The administration is establishing a two-week window, starting on Wednesday, in which only businesses with fewer than 20 employees — the overwhelming majority of small businesses — can apply for the forgivable loans. Biden’s team is also carving out $1 billion to direct toward sole proprietors, such as home contractors and beauticians, the majority of which are owned by women and people of color.

Other efforts will remove a prohibition on lending to a company with at least 20% ownership by a person arrested or convicted for a nonfraud felony in the prior year, as well as allowing those behind on their federal student loans to seek relief through the program. The administration is also clarifying that noncitizen legal residents can apply to the program.

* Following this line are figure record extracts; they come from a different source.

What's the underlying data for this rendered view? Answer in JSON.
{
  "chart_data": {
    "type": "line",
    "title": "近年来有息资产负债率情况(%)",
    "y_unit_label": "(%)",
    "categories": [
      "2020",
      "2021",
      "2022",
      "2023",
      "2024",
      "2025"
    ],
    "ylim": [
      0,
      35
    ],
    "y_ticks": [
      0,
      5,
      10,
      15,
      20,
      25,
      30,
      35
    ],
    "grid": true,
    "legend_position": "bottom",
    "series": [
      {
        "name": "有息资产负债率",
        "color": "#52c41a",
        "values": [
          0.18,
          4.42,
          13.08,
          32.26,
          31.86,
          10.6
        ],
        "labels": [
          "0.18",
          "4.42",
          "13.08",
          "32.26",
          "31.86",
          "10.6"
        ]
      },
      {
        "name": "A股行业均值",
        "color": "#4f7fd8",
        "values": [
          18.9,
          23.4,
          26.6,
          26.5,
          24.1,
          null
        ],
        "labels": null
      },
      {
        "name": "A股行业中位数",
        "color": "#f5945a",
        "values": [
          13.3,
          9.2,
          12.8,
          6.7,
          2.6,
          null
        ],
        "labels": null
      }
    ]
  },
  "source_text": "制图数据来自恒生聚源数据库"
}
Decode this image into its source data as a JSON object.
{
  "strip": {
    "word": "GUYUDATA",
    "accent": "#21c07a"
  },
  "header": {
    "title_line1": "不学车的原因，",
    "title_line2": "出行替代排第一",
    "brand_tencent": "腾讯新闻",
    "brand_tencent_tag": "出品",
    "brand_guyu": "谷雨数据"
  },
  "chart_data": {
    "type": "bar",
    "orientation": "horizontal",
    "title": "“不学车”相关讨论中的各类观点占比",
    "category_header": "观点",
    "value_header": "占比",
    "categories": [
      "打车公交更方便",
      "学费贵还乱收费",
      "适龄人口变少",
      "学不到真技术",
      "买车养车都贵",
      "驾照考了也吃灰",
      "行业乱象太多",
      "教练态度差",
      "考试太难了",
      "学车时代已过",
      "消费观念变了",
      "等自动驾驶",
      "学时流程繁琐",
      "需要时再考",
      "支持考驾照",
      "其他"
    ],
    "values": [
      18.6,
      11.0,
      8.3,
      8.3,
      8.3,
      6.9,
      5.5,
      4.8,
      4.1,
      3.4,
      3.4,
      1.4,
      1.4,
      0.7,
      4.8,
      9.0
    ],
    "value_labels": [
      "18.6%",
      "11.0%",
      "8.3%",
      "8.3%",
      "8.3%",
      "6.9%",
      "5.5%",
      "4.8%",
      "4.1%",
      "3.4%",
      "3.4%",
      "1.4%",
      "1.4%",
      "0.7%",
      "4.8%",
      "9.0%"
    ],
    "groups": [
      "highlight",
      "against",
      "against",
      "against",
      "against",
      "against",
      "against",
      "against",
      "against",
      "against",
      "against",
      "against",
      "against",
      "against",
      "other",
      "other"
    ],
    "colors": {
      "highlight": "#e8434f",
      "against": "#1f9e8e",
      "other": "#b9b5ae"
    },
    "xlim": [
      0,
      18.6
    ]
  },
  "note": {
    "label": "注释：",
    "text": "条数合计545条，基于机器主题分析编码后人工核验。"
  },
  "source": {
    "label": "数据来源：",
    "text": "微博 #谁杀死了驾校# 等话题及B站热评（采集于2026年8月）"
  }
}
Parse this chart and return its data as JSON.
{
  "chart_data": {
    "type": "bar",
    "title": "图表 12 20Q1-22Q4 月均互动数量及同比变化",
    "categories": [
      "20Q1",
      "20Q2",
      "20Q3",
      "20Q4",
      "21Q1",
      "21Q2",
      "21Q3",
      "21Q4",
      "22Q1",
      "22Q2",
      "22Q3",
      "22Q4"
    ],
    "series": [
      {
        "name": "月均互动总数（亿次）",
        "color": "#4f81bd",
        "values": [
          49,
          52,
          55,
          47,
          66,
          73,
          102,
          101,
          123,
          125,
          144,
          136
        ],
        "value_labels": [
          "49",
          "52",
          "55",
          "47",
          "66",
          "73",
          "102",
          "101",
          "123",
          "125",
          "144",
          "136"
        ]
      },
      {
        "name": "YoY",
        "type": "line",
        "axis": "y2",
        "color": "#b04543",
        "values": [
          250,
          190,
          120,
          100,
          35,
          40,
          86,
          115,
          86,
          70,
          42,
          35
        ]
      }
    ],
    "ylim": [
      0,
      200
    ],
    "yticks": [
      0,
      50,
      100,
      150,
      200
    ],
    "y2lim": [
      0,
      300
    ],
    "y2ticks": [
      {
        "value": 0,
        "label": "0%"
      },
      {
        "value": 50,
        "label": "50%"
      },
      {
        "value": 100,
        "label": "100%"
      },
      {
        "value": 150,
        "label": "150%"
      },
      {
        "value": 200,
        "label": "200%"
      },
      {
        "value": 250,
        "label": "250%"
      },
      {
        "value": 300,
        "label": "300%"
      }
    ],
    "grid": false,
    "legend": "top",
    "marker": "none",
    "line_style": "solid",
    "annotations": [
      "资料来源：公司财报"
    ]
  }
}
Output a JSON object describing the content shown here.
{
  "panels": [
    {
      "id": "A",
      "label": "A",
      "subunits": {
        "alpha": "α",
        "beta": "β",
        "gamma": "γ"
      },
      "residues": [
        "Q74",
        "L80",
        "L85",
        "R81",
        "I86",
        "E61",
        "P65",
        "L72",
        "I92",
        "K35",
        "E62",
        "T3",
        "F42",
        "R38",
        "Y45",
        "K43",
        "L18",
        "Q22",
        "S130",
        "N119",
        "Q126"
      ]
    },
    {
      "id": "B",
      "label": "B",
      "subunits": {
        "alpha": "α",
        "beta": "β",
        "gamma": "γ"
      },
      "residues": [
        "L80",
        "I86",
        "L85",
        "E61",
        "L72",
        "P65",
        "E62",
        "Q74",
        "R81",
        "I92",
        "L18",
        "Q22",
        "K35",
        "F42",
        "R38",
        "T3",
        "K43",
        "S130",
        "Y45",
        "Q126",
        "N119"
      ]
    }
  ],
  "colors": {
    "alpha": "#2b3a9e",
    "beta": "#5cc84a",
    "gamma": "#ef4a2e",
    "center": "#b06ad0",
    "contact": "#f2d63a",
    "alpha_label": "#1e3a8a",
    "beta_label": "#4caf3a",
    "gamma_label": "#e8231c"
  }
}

The PPP, first rolled out in the earliest days of the coronavirus pandemic and renewed in December, was meant to help keep Americans employed during the economic downturn. It allows small and mid-size businesses suffering a loss of revenue to access federal loans, which are forgivable if 60% of the loan is spent on payroll and the balance on other qualified expenses.

The Biden effort is aimed at correcting disparities in how the program was administered by the Trump administration.

Data from the Paycheck Protection Program released Dec. 1 and analyzed by The Associated Press show that many minority owners desperate for a relief loan didn’t receive one until the PPP’s last few weeks while many more white business owners were able to get loans earlier in the program.